Verizon is not the customer. They're a distributor.

They are indeed a customer, they purchase handsets from the vendors, at which point it goes onto their balance sheet as inventory, and they register an offsetting liability to Apple, until they pay.

They operate on the wholesale model and not the agency model. Do you think that if there is a theft of the devices from Verizon that Apple eats that loss, or claims on its insurance? No - title has passed to Verizon, and so Apple have recognised the revenue. Again ...
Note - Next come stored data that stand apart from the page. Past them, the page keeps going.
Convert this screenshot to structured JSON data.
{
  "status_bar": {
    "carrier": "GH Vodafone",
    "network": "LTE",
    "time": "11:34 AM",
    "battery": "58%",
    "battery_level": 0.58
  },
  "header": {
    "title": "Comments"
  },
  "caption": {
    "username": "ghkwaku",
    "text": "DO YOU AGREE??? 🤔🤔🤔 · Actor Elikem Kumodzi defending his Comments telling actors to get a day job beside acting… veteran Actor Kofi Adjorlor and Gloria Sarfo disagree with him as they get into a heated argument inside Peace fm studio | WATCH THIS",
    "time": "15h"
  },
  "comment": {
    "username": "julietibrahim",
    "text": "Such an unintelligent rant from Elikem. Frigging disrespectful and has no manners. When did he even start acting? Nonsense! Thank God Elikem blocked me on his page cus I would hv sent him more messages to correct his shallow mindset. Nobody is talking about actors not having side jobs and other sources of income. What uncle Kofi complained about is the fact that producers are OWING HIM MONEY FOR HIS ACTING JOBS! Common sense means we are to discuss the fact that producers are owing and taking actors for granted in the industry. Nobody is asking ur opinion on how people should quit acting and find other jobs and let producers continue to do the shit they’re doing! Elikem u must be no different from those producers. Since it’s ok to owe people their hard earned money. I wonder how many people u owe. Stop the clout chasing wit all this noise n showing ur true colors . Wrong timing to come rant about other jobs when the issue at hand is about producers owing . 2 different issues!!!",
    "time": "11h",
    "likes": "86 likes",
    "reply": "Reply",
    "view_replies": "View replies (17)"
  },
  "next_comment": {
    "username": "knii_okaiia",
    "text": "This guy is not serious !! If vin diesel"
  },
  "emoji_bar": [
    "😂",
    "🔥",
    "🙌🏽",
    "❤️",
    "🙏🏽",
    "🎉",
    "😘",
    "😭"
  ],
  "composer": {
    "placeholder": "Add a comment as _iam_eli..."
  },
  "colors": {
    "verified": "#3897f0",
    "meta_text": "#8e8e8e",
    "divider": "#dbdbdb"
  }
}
Product is considered delivered to the customer once it has been shipped and title and risk of loss have been transferred. For most of the Company’s product sales, these criteria are met at the time the product is shipped. For online sales to individuals, for some sales to education customers in the U.S., and for certain other sales, the Company defers recognition of revenue until the customer receives the product because the Company retains a portion of the risk of loss on these sales during transit.

Read the quarterly filings and it's all quite clear. If for most of their non-online sales they are recognising revenue at shipment then I really don't see how you can argue, at any rate you aren't arguing with me - you're arguing with Apple.

Edit: It's not just Gartner taking that 20.34mil number as shipments, Horace Dediu at Asymco is clearly doing so too - in fact I'll be interested if you can find any analyst reporting that they shipped 21mil handsets as your interpretation would require. Are all the analysts wrong, but Apple can't be bothered to correct any of them?